Doe-Recht vraagt Atheïsme de eed af te leggen. Daarna zegt hij: ’U wordt aangeklaagd als indringer in de stad Mensziel. U hebt schaamteloos verteld en volgehouden dat er geen God is en dat daarom alle aandacht voor godsdienst overbodig is. Dat is een aanval op het bestaan, de eer en glorie van de Koning en op de vrede en veiligheid van Mensziel. Wat zegt u, bent u schuldig aan deze aanklacht, of niet?’ Atheïsme: ’Niet schuldig’.
- Het getuigenis van Allesweter
Doe-Recht laat de heren Allesweter, Waarheidspreker en Leugenhater roepen en zegt: ’Jullie zijn getuigen van de Koning. Kijk naar de gevangene; kennen jullie hem?’ Allesweter: ’Ja, wij kennen hem. Hij heet Atheïsme. Deze slechterik heeft zich jarenlang op verderfelijke wijze gedragen in Mensziel.’ Doe-Recht: ’Weet u zeker dat u hem kent?’
Allesweter: ’Ja, of ik hem ken! Daarvoor ben ik maar al te vaak in zijn gezelschap geweest. Hij is de zoon van een Diábolusman en zijn grootvader ken ik ook.’
Doe-Recht vertelt waarvoor Atheïsme is aangeklaagd en vraagt of deze man schuldig is.
Allesweter: ’Wij waren eens samen in de Schurkenlaan en hij sprak toen heel open over van alles en nog wat. Daar hoorde ik hem ook zeggen dat hij van mening was dat er geen God is.
’Maar’, zei hij toen, ’ik kan mezelf zo godsdienstig voordoen als het gezelschap en de omstandigheden het vragen’.’
Doe-Recht: ’Weet u het zeker dat hij dat zo gezegd heeft?’
Allesweter: ’Ik heb de eed erop afgelegd, dat ik de waarheid spreek.’

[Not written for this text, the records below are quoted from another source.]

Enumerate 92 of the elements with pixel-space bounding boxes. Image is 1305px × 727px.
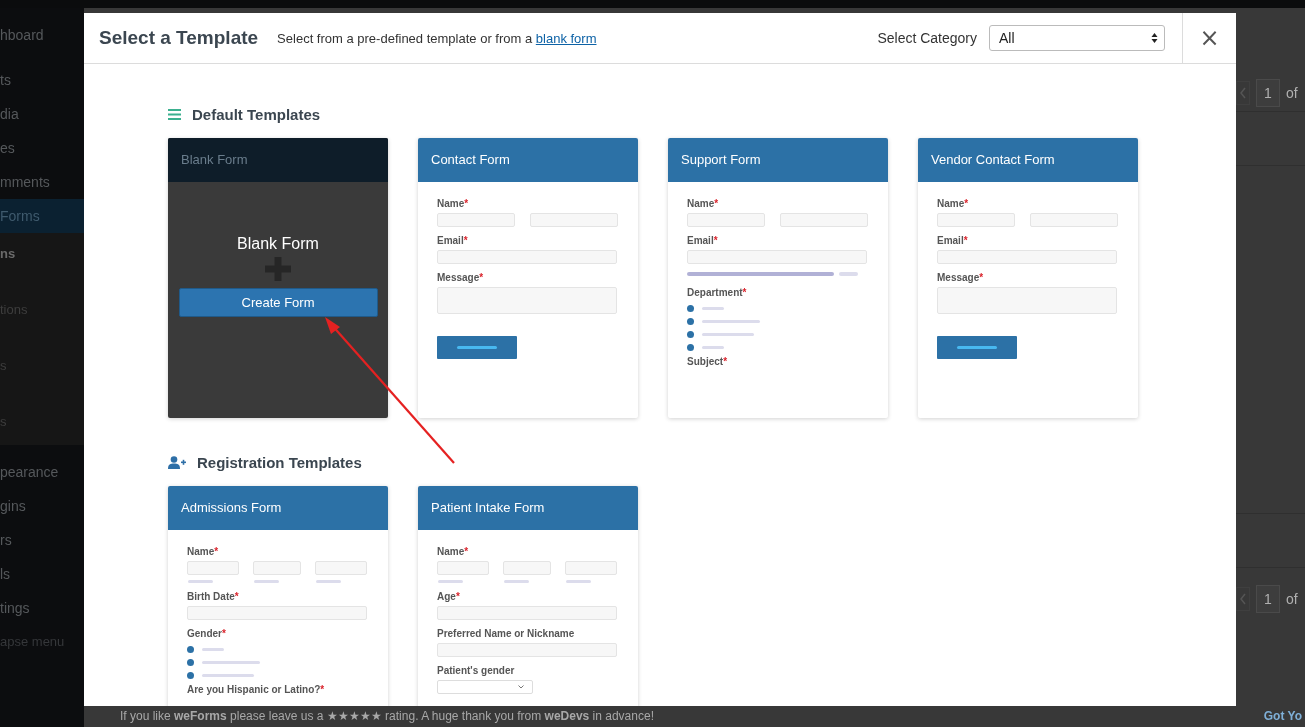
placeholder-line [254,580,279,583]
page-number-field[interactable]: 1 [1256,585,1280,613]
chevron-down-icon [518,685,524,689]
menu-item[interactable]: tings [0,591,84,625]
menu-item[interactable]: hboard [0,18,84,52]
field-label: Department* [687,287,748,299]
field-label: Email* [437,235,469,247]
card-header: Blank Form [168,138,388,182]
template-card[interactable]: Contact Form Name* Email* Message* [418,138,638,418]
menu-item[interactable]: gins [0,489,84,523]
card-header: Support Form [668,138,888,182]
placeholder-line [702,333,754,336]
placeholder-line [316,580,341,583]
footer-link[interactable]: Got Yo [1263,708,1302,724]
field-label: Message* [937,272,985,284]
category-label: Select Category [877,30,977,46]
category-select[interactable]: All [989,25,1165,51]
menu-item[interactable]: ts [0,63,84,97]
field-label: Name* [437,546,470,558]
input-preview [437,561,489,575]
radio-dot [187,659,194,666]
field-label: Age* [437,591,461,603]
placeholder-line [188,580,213,583]
card-header: Patient Intake Form [418,486,638,530]
template-card[interactable]: Vendor Contact Form Name* Email* Message* [918,138,1138,418]
field-label: Name* [687,198,720,210]
chevron-left-icon [1239,593,1247,605]
previous-page-button[interactable] [1236,587,1250,611]
menu-item[interactable]: pearance [0,455,84,489]
field-label: Gender* [187,628,227,640]
menu-item[interactable]: ns [0,233,84,289]
active-menu-item[interactable]: Forms [0,199,84,233]
field-label: Message* [437,272,485,284]
field-label: Name* [437,198,470,210]
field-label: Subject* [687,356,729,368]
radio-dot [687,305,694,312]
input-preview [187,561,239,575]
up-down-arrows-icon [1151,32,1158,44]
template-card[interactable]: Support Form Name* Email* Department* Subject* [668,138,888,418]
dialog-subtitle: Select from a pre-defined template or from a blank form [277,30,598,46]
card-heading: Blank Form [237,235,319,253]
page-count: of [1286,85,1298,101]
template-card[interactable]: Patient Intake Form Name* Age* Preferred Name or Nickname Patient's gender [418,486,638,706]
placeholder-line [202,674,254,677]
placeholder-line [202,648,224,651]
menu-item[interactable]: es [0,131,84,165]
radio-dot [687,331,694,338]
section-title: Default Templates [192,105,321,123]
field-label: Preferred Name or Nickname [437,628,576,640]
blank-form-link[interactable]: blank form [535,30,597,46]
user-plus-icon [168,455,186,469]
field-label: Patient's gender [437,665,516,677]
radio-dot [687,344,694,351]
chevron-left-icon [1239,87,1247,99]
card-header: Contact Form [418,138,638,182]
field-label: Name* [187,546,220,558]
template-card[interactable]: Admissions Form Name* Birth Date* Gender* Are you Hispanic or Latino?* [168,486,388,706]
menu-item[interactable]: rs [0,523,84,557]
field-label: Email* [937,235,969,247]
placeholder-line [504,580,529,583]
placeholder-line [702,320,760,323]
create-form-button[interactable]: Create Form [178,288,378,317]
field-label: Are you Hispanic or Latino?* [187,684,326,696]
field-label: Email* [687,235,719,247]
footer-text: If you like weForms please leave us a ★★★★★ rating. A huge thank you from weDevs in advance! [120,708,654,724]
input-preview [503,561,551,575]
placeholder-line [702,307,724,310]
menu-item[interactable]: mments [0,165,84,199]
placeholder-line [839,272,858,276]
section-title: Registration Templates [197,453,362,471]
placeholder-line [202,661,260,664]
menu-item[interactable]: ls [0,557,84,591]
placeholder-line [702,346,724,349]
card-header: Vendor Contact Form [918,138,1138,182]
field-label: Name* [937,198,970,210]
radio-dot [187,672,194,679]
menu-item[interactable]: dia [0,97,84,131]
dialog-title: Select a Template [99,27,259,49]
input-preview [315,561,367,575]
blank-form-card[interactable]: Blank Form Blank Form Create Form [168,138,388,418]
placeholder-line [438,580,463,583]
field-label: Birth Date* [187,591,240,603]
card-header: Admissions Form [168,486,388,530]
radio-dot [687,318,694,325]
radio-dot [187,646,194,653]
input-preview [565,561,617,575]
placeholder-line [566,580,591,583]
page-number-field[interactable]: 1 [1256,79,1280,107]
previous-page-button[interactable] [1236,81,1250,105]
input-preview [253,561,301,575]
list-icon [168,108,181,120]
page-count: of [1286,591,1298,607]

- Het getuigenis van Waarheidspreker
Doe-Recht vraagt aan Waarheidspreker wat die kan getuigen tegen Atheïsme.
Waarheidspreker: ’Ik was vroeger een heel goede vriend van hem, waar ik nu spijt van heb. Ik heb hem vaak met overtuiging horen zeggen dat hij geloofde dat er geen God, geen engel en geen geest bestaat.’
Doe-Recht: ’Waar hebt u hem dat horen zeggen?’
Waarheidspreker: ’In de Zwartemondlaan, in de Godslasteraarsgang en op veel andere plekken.’
Doe-Recht: ’Kunt u nog meer over hem vertellen?’
Waarheidspreker: ’Ik weet dat hij een Diábolusman is, net als zijn vader. Hij ontkende de Godheid op verschrikkelijke wijze. Zijn vader was Nooitgoed, en hij had meer kinderen dan alleen deze Atheïsme. Meer heb ik niet te vertellen.’
- Het getuigenis van Leugenhater
Daarna zegt Doe-Recht tegen de volgende getuige, de heer Leugenhater: ’Kijk eens goed naar de gevangene die daar staat. Kent u hem?’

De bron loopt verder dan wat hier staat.